173. Not Knowing

Children often look up to us for answers, and sometimes, we don’t know the answers. It’s nothing to be ashamed of. And it’s nothing to hide. Hiding lack of knowledge sets a bad example for children. Children have all kinds of things they don’t know, and they can quickly pick up the habit of concealing their ignorance, especially if they see adults doing it. And when they conceal their ignorance, they’re harder to teach.
But we do conceal some of our ignorance, and they know that. In fact, “ignorance” has come to carry a derogatory connotation, which I don’t think it deserves, and the concept that goes with the word has a bad reputation, too. So sometimes, instead of saying “I don’t know,” we speculate, we make up answers, or we say “Let’s look it up” with a tone that implies that we do know – that we’re cleverly sneaking in some teaching of research skills.
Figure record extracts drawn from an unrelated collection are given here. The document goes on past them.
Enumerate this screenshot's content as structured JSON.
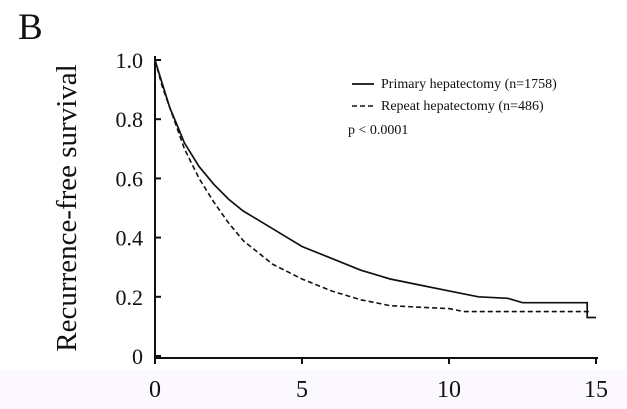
{
  "panel_label": "B",
  "chart_data": {
    "type": "line",
    "title": "",
    "xlabel": "",
    "ylabel": "Recurrence-free survival",
    "xlim": [
      0,
      15
    ],
    "ylim": [
      0,
      1.0
    ],
    "x_ticks": [
      0,
      5,
      10,
      15
    ],
    "x_tick_labels": [
      "0",
      "5",
      "10",
      "15"
    ],
    "y_ticks": [
      0,
      0.2,
      0.4,
      0.6,
      0.8,
      1.0
    ],
    "y_tick_labels": [
      "0",
      "0.2",
      "0.4",
      "0.6",
      "0.8",
      "1.0"
    ],
    "grid": false,
    "legend_position": "top-right",
    "annotation": "p < 0.0001",
    "series": [
      {
        "name": "Primary hepatectomy (n=1758)",
        "style": "solid",
        "x": [
          0,
          0.25,
          0.5,
          0.75,
          1,
          1.5,
          2,
          2.5,
          3,
          3.5,
          4,
          5,
          6,
          7,
          8,
          9,
          10,
          11,
          12,
          12.5,
          13,
          14,
          14.7,
          14.7,
          15
        ],
        "y": [
          1.0,
          0.92,
          0.84,
          0.78,
          0.72,
          0.64,
          0.58,
          0.53,
          0.49,
          0.46,
          0.43,
          0.37,
          0.33,
          0.29,
          0.26,
          0.24,
          0.22,
          0.2,
          0.195,
          0.18,
          0.18,
          0.18,
          0.18,
          0.13,
          0.13
        ]
      },
      {
        "name": "Repeat hepatectomy (n=486)",
        "style": "dashed",
        "x": [
          0,
          0.25,
          0.5,
          0.75,
          1,
          1.5,
          2,
          2.5,
          3,
          3.5,
          4,
          5,
          6,
          7,
          7.5,
          8,
          9,
          10,
          10.5,
          11,
          12,
          13,
          14,
          14.8
        ],
        "y": [
          1.0,
          0.91,
          0.84,
          0.77,
          0.7,
          0.6,
          0.52,
          0.45,
          0.39,
          0.35,
          0.31,
          0.26,
          0.22,
          0.19,
          0.18,
          0.17,
          0.165,
          0.16,
          0.15,
          0.15,
          0.15,
          0.15,
          0.15,
          0.15
        ]
      }
    ]
  }
}
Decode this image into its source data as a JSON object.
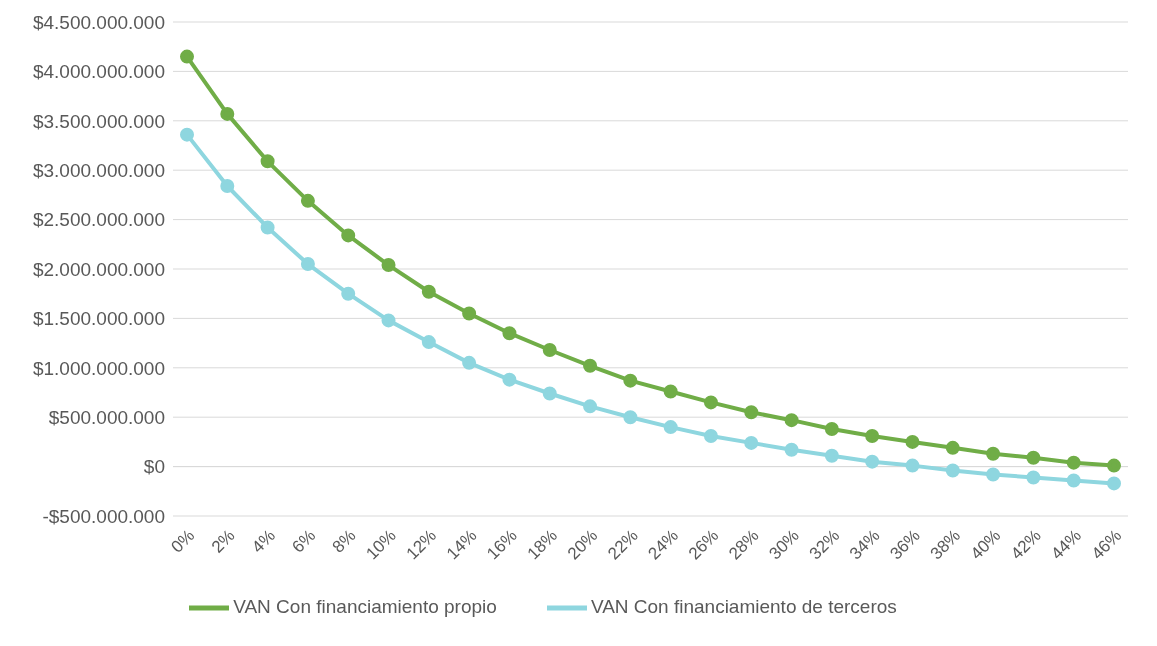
{
  "chart_data": {
    "type": "line",
    "categories": [
      "0%",
      "2%",
      "4%",
      "6%",
      "8%",
      "10%",
      "12%",
      "14%",
      "16%",
      "18%",
      "20%",
      "22%",
      "24%",
      "26%",
      "28%",
      "30%",
      "32%",
      "34%",
      "36%",
      "38%",
      "40%",
      "42%",
      "44%",
      "46%"
    ],
    "series": [
      {
        "name": "VAN Con financiamiento propio",
        "color": "#70ad47",
        "values": [
          4150000000,
          3570000000,
          3090000000,
          2690000000,
          2340000000,
          2040000000,
          1770000000,
          1550000000,
          1350000000,
          1180000000,
          1020000000,
          870000000,
          760000000,
          650000000,
          550000000,
          470000000,
          380000000,
          310000000,
          250000000,
          190000000,
          130000000,
          90000000,
          40000000,
          10000000
        ]
      },
      {
        "name": "VAN Con financiamiento de terceros",
        "color": "#8ed6df",
        "values": [
          3360000000,
          2840000000,
          2420000000,
          2050000000,
          1750000000,
          1480000000,
          1260000000,
          1050000000,
          880000000,
          740000000,
          610000000,
          500000000,
          400000000,
          310000000,
          240000000,
          170000000,
          110000000,
          50000000,
          10000000,
          -40000000,
          -80000000,
          -110000000,
          -140000000,
          -170000000
        ]
      }
    ],
    "ylim": [
      -500000000,
      4500000000
    ],
    "yticks": [
      {
        "value": -500000000,
        "label": "-$500.000.000"
      },
      {
        "value": 0,
        "label": "$0"
      },
      {
        "value": 500000000,
        "label": "$500.000.000"
      },
      {
        "value": 1000000000,
        "label": "$1.000.000.000"
      },
      {
        "value": 1500000000,
        "label": "$1.500.000.000"
      },
      {
        "value": 2000000000,
        "label": "$2.000.000.000"
      },
      {
        "value": 2500000000,
        "label": "$2.500.000.000"
      },
      {
        "value": 3000000000,
        "label": "$3.000.000.000"
      },
      {
        "value": 3500000000,
        "label": "$3.500.000.000"
      },
      {
        "value": 4000000000,
        "label": "$4.000.000.000"
      },
      {
        "value": 4500000000,
        "label": "$4.500.000.000"
      }
    ],
    "grid": "y",
    "legend": "bottom",
    "marker": "circle",
    "line_style": "solid"
  }
}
So far, in these articles,I usually only confess to the human foibles I know are fairly common. I know that pretending to know is a common foible, so I feel okay about admitting that I’ve done it. I’ll let you know about my other foibles as soon as I’m sure they’re common. It may be nice to have children think we know everything, but that illusion is short-lived, and I usually try to help children get beyond it. I don’t have to pretend I don’t know things; there are lots of things I actually don’t know, and children are pretty good at asking the questions that uncover those things.
I’m not saying that teachers have a responsibility, for children’s sake, to make sure they don’t know much. Ignorance is an ever-flowing river, and we’re in no danger that it will run dry. Omniscience is far out of reach; we’ll often hear questions we can’t answer. Occasionally, it is good to hold back some knowledge – if a child wants to know something she/he can find out fairly independently with a reasonable amount of time and energy, that’s not a time for a teacher to supply the answer. Of course, it’s a judgment call – sometimes a child should look it up in the dictionary, encyclopedia, or some other resource book. Sometimes it just takes a little extra thinking. Maybe an intelligent experiment will lead to a good answer. But maybe the child wants/needs to know right away, or will be content to live with ignorance. Skillfully deciding when and when not to answer children’s questions is one of the many arts/sciences involved in teaching children.
But sometimes that’s not the question; sometimes the teacher just doesn’t know. I do believe that it’s good for children to hear, once in a while, that their mentors have bits of the universe they have not yet come to understand – that we’re not answering because we can’t. What we mentors do about our areas of ignorance once we reveal them is important, too, but the vital first step is to come clean with an honest “I don’t know.”